A arquiteta e urbanista Nádia Somekh fez parte da mesa junto com outros especialistas, autoridades e representantes de associações de moradores. Ela destacou que é possível ter desenvolvimento com proteção ao patrimônio histórico. “Nossa sociedade não valoriza a história e a memória. É isso que a gente está constatando. A cidade de São Paulo é jovem, é do século XX, composta por imigrantes e com uma identidade vertical. A verticalização é nossa identidade, a gente acha que tem que demolir tudo”, frisou.
A arquiteta salientou que a vila foi tombada em 2023, “após ter sido quase destruída”, e reforçou que “o destombamento não existe como figura legal e atende a uma lógica de mercado”. “As pessoas têm medo do tombamento porque elas não entendem que o tombamento é para proteger e para desenvolver e não é para congelar. Então, dá para compor a história e projetar o futuro através do contemporâneo, gerando e reforçando a nossa identidade. Tombamento não impede o desenvolvimento, desde que os interessados, a população sejam ouvidos”, falou Somekh.
A presidente da Amateus (Associação dos Moradores e Comerciantes da Rua Mateus Grou), Marjorie Imae, enfatizou que a presença dos movimentos no debate foi para “tentar reparar uma decisão equivocada que foi tomada com base em análises superficiais”. “Ignoraram a importância cultural, ambiental e histórica da Vilas do Sol, mas também a nossa voz, como sociedade civil. A gente clama pela proteção do nosso patrimônio. Queremos dialogar com esta mesa, com as pessoas responsáveis nos cargos e nas instituições que representam. O pedido de tombamento foi tratado de forma muito superficial, os pareceres técnicos do DPH não foram realizados. Não houve nenhum estudo robusto sobre o nosso caso e sobre vários casos que foram sucessivamente arquivados”, disse.

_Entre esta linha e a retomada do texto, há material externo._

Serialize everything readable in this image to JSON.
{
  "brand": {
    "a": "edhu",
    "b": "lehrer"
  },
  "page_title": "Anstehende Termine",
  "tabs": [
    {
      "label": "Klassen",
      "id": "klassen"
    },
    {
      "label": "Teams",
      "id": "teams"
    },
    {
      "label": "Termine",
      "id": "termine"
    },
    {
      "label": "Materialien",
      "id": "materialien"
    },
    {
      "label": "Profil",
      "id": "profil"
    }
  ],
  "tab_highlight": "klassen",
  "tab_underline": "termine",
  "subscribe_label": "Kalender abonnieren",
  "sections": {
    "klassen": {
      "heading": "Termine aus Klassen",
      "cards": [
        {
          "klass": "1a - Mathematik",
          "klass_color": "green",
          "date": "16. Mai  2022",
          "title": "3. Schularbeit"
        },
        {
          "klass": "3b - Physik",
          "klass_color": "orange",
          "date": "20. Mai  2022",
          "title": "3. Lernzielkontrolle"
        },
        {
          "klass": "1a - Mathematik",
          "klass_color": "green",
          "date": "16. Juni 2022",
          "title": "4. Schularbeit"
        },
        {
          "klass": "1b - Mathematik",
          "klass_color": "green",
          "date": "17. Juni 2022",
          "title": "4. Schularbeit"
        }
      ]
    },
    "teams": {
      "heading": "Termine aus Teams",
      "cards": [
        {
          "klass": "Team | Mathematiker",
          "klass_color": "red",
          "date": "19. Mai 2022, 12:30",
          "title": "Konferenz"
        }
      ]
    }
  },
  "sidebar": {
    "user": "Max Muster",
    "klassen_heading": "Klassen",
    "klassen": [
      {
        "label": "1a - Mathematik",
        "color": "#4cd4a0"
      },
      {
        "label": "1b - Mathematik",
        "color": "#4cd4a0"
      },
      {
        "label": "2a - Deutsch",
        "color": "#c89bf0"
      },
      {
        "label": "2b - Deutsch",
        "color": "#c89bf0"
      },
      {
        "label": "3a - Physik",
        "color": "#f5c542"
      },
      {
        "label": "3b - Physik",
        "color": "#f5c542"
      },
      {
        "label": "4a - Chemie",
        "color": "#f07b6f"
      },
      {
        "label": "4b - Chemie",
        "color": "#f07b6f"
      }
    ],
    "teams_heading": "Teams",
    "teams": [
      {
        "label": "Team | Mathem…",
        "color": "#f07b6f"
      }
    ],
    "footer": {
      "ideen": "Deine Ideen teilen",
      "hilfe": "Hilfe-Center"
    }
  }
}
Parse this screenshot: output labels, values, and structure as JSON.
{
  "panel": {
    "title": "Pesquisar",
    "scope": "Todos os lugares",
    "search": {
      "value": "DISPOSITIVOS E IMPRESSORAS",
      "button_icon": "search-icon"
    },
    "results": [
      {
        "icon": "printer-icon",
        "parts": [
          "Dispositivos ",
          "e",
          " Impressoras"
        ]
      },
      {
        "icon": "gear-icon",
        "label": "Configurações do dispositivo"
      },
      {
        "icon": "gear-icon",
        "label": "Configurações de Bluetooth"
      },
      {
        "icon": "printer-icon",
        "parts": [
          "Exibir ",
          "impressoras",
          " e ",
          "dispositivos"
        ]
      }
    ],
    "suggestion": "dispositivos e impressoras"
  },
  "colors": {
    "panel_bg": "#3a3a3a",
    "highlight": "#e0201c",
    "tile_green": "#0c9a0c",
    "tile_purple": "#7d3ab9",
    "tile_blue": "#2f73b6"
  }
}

O presidente do Conpresp (Conselho Municipal de Preservação do Patrimônio, Histórico, Cultural e Ambiental da Cidade de São Paulo), Ricardo Ferrari, defendeu que o PDE (Plano Diretor Estratégico) de 2014 é que permite todas as mudanças que estão acontecendo na cidade. Ele ainda falou que o caso da Vilas do Sol não está arquivado. “Ele está em andamento, tanto que é que ele continua protegido em sua maioria, se não me engano 95%. Essa informação precisa ser retificada, mesmo porque continua em estudo e o DPH está fazendo seu papel, está fazendo seu trabalho”, reforçou.
A vereadora Cris Monteiro (NOVO) elogiou a iniciativa do debate “Eu escutei atentamente todas as pessoas da mesa e acho que a gente tem um desafio, diante de nós, que é fazer a cidade crescer, ao mesmo tempo que temos que preservar a nossa memória. Como fazer isso? Eu acho que é possível. Essa é uma discussão muito relevante. É preciso que a gente guarde a nossa memória, mas a cidade é um organismo vivo e é preciso fazer com que ela cresça”.
Já o vereador Nabil Bonduki (PT) argumentou que o que está acontecendo é a “falta de absoluta coordenação das políticas públicas da Prefeitura de São Paulo”. “A própria Prefeitura transformou o Quadrilátero do Sol numa ZPR (Zona Predominantemente Residencial), seria lógico transformar toda ela em uma zona sem possibilidade de verticalização. E para isso era fundamental o tombamento da Vilas do Sol como um todo, e não com exclusão, exatamente, onde existia um empreendimento com protocolo na Prefeitura”, falou.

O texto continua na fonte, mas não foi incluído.